本当のわたし
三木送り届けて、家路につく。

なんとなくだけど、家には帰らず駅のほうに向かって歩く。

サラリーマンや学生が電車に乗るために走っていたり、降りたりしているのをぼーと眺める。

中学生の頃は毎日のように使っていたこの駅。

俺がなぜあの家に住んでいるのか。

あそこは元々陸斗の家だった。
クソ女に引き取られてからも俺はよく陸斗が住むあの家に入り浸っていたんだ。

家に帰っても邪魔者扱いされるし、弟が生まれてから益々肩身が狭かったから陸斗の家にいつも逃げ込んでいた。

陸斗が有名になって長いこと海外にいく事が増え出した頃、合鍵をくれてそこからは陸斗がいないときに掃除とか洗濯をしてあげるようになった。

でも俺が中3になるちょっと前、とある雑誌のインタビュー記事にアトリエで絵を書く陸斗の姿が掲載されたのがきっかけで家が特定されてしまい引っ越しをすることなった。

陸斗は「いいきっかけだからもっと栄えているほうに引っ越すよ!」なんて相変わらずお人好しの顔で笑ってたっけな。

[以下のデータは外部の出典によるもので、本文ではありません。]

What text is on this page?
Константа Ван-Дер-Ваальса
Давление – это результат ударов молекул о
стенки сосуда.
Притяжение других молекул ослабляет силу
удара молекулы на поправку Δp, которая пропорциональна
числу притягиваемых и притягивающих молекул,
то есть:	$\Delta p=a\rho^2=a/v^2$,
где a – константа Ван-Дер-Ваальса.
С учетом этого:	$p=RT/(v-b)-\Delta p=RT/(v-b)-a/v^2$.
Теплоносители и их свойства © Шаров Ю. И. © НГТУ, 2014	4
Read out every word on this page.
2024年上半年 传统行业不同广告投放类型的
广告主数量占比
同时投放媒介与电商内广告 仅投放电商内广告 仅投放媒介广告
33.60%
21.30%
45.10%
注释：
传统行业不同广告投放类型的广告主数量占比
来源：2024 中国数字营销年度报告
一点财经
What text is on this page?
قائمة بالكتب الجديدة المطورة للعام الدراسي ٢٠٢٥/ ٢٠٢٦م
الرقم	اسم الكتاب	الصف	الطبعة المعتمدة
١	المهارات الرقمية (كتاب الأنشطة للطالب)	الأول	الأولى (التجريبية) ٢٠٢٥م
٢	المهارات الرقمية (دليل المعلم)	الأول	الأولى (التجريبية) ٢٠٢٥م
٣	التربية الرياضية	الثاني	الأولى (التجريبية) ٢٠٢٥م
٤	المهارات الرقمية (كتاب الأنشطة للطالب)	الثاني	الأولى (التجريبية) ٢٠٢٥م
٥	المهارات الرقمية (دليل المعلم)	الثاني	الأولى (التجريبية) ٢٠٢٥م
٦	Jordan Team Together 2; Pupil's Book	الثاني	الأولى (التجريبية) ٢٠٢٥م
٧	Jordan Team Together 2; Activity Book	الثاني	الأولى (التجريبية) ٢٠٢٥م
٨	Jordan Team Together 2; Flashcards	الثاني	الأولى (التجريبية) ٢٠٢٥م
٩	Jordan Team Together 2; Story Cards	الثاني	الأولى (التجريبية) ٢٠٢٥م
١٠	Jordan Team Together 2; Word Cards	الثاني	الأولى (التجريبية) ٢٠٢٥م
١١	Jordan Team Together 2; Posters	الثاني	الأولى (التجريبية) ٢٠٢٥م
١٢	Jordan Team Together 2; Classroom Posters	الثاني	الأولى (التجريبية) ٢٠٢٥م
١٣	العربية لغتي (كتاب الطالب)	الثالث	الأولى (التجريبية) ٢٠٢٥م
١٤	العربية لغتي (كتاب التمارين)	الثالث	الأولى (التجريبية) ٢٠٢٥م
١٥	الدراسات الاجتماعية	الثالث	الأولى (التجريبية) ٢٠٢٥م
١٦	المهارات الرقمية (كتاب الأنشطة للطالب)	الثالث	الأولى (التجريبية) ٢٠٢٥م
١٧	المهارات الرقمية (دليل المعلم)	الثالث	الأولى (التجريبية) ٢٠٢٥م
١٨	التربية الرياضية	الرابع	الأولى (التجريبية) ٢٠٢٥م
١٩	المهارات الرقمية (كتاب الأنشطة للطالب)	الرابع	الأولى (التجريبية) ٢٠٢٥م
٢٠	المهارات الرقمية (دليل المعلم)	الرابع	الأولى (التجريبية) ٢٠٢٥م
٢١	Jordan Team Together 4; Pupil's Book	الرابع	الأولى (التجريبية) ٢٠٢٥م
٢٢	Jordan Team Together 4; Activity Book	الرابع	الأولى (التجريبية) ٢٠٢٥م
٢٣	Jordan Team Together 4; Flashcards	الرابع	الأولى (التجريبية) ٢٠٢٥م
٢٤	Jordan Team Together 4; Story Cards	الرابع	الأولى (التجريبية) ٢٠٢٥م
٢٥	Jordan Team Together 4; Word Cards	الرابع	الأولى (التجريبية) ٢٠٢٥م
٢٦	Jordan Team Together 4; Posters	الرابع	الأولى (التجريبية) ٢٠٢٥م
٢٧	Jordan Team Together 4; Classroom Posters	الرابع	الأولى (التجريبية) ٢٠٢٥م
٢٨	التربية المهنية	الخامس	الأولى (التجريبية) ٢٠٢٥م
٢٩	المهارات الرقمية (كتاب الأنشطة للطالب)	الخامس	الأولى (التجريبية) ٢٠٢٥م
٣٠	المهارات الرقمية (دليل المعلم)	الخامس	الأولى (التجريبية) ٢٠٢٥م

でもこの家がなくなるのが寂しくて、また1人ぼっちになるのが嫌でわがままを言ってしまったんだ。

「この家、俺にくれよ。」

当然だけど陸斗は困った顔をして反対した。

でも俺は諦めたくなくてこう言ったんだ。

「あのクソ女に聞いてみる。良いよって言ったら俺にこの家譲って。」

陸斗は流石にあれでも母親なんだから反対するだろうって思っていたんだと思う。